INTEGRATE THE EXPERIENCE INTO EVERY LEVEL OF THE CLUB

The customer journey starts when they enter the property and, ideally, winds up in a positive feedback loop of relationship maintenance. Along the way, everyone in your venue has an opportunity to do something if you allow them to do so. A machine attendant may have a fantastic idea about a customer process that improves their experience, office staff may have had a great experience at another venue that you could adopt. The list is endless, and the point is communication allows for everyone to be included, your venue will be better for it.

Everyone should have the ability to take ownership of their positions and add value to the customer experience. They may not work the gaming floor or restaurant, or send out the monthly newsletter, but they should be able to connect the dots between their work and a customer outcome.

Prioritise the following practices to become more customer-centric:

  • Encourage employees across all departments to make customer service their individual mission.

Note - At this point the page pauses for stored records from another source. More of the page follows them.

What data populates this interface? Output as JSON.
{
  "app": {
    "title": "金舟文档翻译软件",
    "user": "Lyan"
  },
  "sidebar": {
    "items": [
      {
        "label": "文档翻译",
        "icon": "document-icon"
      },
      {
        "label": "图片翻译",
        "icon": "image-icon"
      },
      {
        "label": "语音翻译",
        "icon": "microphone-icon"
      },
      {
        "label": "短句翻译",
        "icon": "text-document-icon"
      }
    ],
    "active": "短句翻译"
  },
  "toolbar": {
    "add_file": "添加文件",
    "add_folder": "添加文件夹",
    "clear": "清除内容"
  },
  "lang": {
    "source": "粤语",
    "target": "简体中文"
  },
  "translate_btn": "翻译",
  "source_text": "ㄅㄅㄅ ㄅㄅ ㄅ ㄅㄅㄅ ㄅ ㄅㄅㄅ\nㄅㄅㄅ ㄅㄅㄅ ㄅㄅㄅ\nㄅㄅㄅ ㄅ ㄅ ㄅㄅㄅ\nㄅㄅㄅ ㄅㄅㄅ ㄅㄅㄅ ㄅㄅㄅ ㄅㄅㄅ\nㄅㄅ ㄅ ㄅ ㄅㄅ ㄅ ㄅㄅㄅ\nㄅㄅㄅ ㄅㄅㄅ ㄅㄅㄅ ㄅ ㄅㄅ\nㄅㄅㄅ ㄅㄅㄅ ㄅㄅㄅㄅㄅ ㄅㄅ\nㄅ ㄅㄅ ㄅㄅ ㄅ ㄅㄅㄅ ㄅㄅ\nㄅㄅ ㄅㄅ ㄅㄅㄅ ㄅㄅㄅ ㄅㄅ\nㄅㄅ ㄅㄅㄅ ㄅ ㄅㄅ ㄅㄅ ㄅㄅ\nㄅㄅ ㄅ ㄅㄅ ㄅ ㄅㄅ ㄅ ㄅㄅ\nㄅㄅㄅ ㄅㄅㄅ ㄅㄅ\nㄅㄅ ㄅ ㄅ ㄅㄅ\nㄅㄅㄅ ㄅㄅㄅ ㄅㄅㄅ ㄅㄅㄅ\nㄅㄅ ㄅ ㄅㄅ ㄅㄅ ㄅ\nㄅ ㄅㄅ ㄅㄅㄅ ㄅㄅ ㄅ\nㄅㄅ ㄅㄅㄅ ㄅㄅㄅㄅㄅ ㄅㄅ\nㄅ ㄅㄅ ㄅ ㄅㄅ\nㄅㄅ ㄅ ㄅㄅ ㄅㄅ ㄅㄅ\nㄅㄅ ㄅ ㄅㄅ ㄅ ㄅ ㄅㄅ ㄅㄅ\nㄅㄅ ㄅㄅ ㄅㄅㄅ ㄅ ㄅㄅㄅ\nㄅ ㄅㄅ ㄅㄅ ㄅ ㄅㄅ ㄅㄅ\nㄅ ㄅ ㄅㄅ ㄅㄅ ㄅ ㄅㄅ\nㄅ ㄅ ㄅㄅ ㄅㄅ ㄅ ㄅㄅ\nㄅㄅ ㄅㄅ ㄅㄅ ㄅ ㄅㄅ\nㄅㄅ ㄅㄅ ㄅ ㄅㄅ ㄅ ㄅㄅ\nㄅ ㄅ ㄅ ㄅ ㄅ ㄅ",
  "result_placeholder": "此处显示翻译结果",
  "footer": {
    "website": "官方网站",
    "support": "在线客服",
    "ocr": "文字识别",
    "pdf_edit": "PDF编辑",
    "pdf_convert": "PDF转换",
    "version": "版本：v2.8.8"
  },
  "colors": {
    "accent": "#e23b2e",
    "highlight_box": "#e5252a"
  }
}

Allow employees to engage in interdepartmental meetings and crowdsource ideas on a regular basis. Innovation can come from anywhere. Plus, engaging employees in this manner creates a feeling of accountability and can improve job satisfaction and productivity levels.
  • Try new ideas. Successful venues aren’t afraid of trying new ideas to stay in front of their customers in exciting ways. Some work and some don’t. The key is to maintain an internal alacrity that allows you to roll with the punches and come out on the other side. If you wait too long, you’ll end up with a customer experience that appears to come as an afterthought, rather than a cohesive approach.
  • If you can’t measure it, you can’t manage it. Make data a priority by interpreting it rather than just producing it. Track the customer journey, measure key group trends, and identify pain points on a regular basis. Use personal feedback from employees and customers to supplement the data reports you receive. Avoid using the same tactics repeatedly. If they aren’t working, move on—and do it quickly.

ACHIEVE YOUR GOALS AND KEEP GOING

The beauty of a customer-centric approach is that it forces companies to prioritize flexibility. If you’re constantly following your member’s evolving needs, you don’t have time to get stuck in the ‘that’s the way we have always done it’ hole. The hardest part is starting that positive feedback loop. Once you find what makes your employees and your customers tick, you can continue to build upon that success.